AA Bronson co-founded the artists’ group General Idea with Felix Partz and Jorge Zontal in 1969. The three artists worked and lived together until the deaths of Felix and Jorge in 1994.

Since then, Bronson has worked and exhibited as a solo artist, often collaborating with younger generations of artists. Since 1999, he has worked as a healer, an identity that he has also incorporated into his artwork. From 2004 to 2010, he was the Director of Printed Matter, Inc. in New York, founding the annual NY Art Book Fair in 2005. In 2009, he founded the Institute for Art, Religion, and Social Justice at Union Theological Seminary in New York, which he now co-directs. In 2013, he was the founding Director of Printed Matter’s LA Art Book Fair. He has taught at the University of California in Los Angeles, the University of Toronto, and the Yale School of Art.

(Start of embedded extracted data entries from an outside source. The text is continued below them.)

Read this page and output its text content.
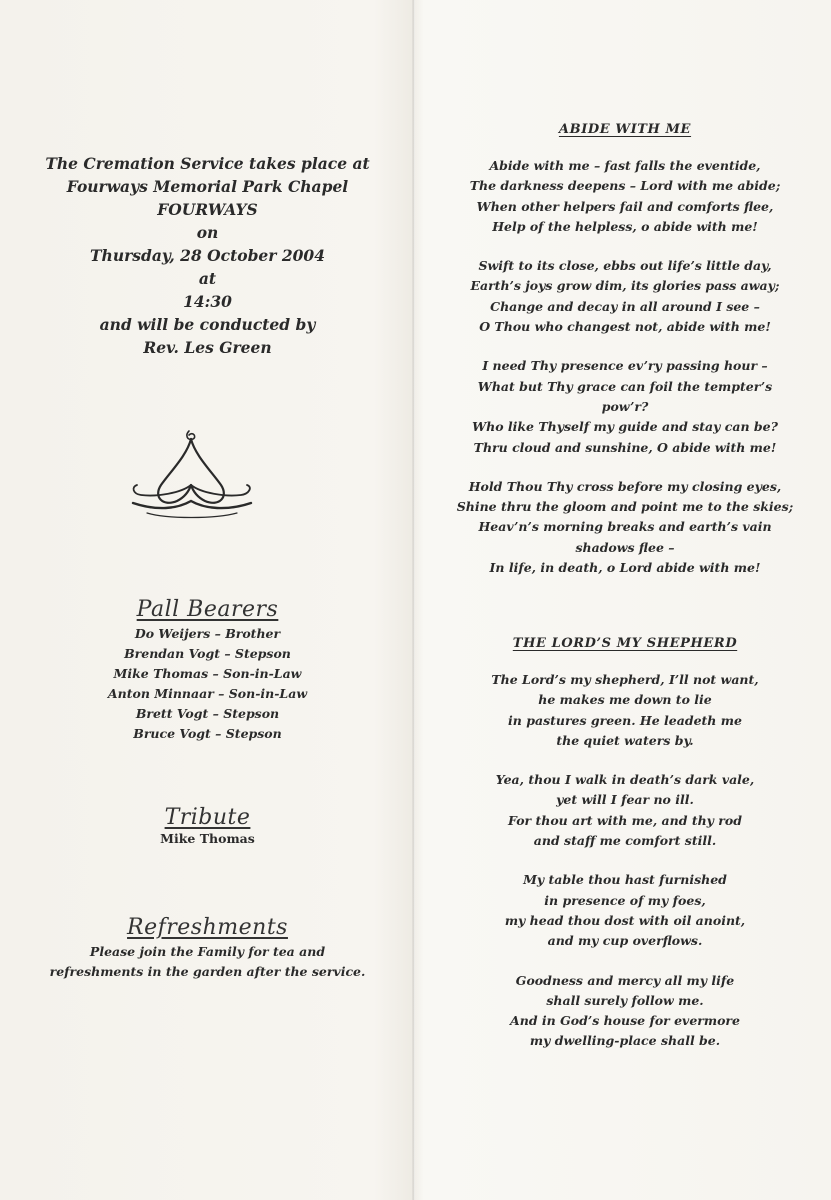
The Cremation Service takes place at
Fourways Memorial Park Chapel
FOURWAYS
on
Thursday, 28 October 2004
at
14:30
and will be conducted by
Rev. Les Green
Pall Bearers
Do Weijers – Brother
Brendan Vogt – Stepson
Mike Thomas – Son-in-Law
Anton Minnaar – Son-in-Law
Brett Vogt – Stepson
Bruce Vogt – Stepson
Tribute
Mike Thomas
Refreshments
Please join the Family for tea and
refreshments in the garden after the service.
ABIDE WITH ME
Abide with me – fast falls the eventide,
The darkness deepens – Lord with me abide;
When other helpers fail and comforts flee,
Help of the helpless, o abide with me!
Swift to its close, ebbs out life’s little day,
Earth’s joys grow dim, its glories pass away;
Change and decay in all around I see –
O Thou who changest not, abide with me!
I need Thy presence ev’ry passing hour –
What but Thy grace can foil the tempter’s
pow’r?
Who like Thyself my guide and stay can be?
Thru cloud and sunshine, O abide with me!
Hold Thou Thy cross before my closing eyes,
Shine thru the gloom and point me to the skies;
Heav’n’s morning breaks and earth’s vain
shadows flee –
In life, in death, o Lord abide with me!
THE LORD’S MY SHEPHERD
The Lord’s my shepherd, I’ll not want,
he makes me down to lie
in pastures green. He leadeth me
the quiet waters by.
Yea, thou I walk in death’s dark vale,
yet will I fear no ill.
For thou art with me, and thy rod
and staff me comfort still.
My table thou hast furnished
in presence of my foes,
my head thou dost with oil anoint,
and my cup overflows.
Goodness and mercy all my life
shall surely follow me.
And in God’s house for evermore
my dwelling-place shall be.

AA Bronson’s artistic practice has long included elements of shamanism, although this tendency became more apparent only after the deaths from AIDS in 1994 of his collaborators Zontal and Partz. At the same time, as Bronson acknowledged: ‘The 60s obsession with Eastern religions, states of the ecstatic, and theories of radical living and working fit me perfectly. General Idea never presented itself as spiritual, but behind our corporate mask, we were the product of our generation.’

Bronson’s best-known project is perhaps his series of performative healing rituals and séances, Invocation of Queer Spirits (2008–2009), for which he collaborated with Toronto artist Peter Hobbs to stage spiritual experiences in five locations across North America; in Banff, Alberta, New Orleans, Louisiana, Winnipeg, Manitoba, Governor’s Island, New York, and Fire Island Pines, New York. Bronson has characterized this series of performances as ‘a hybrid between group therapy, ceremonial magic, a séance, a circle jerk, and a quilting bee.’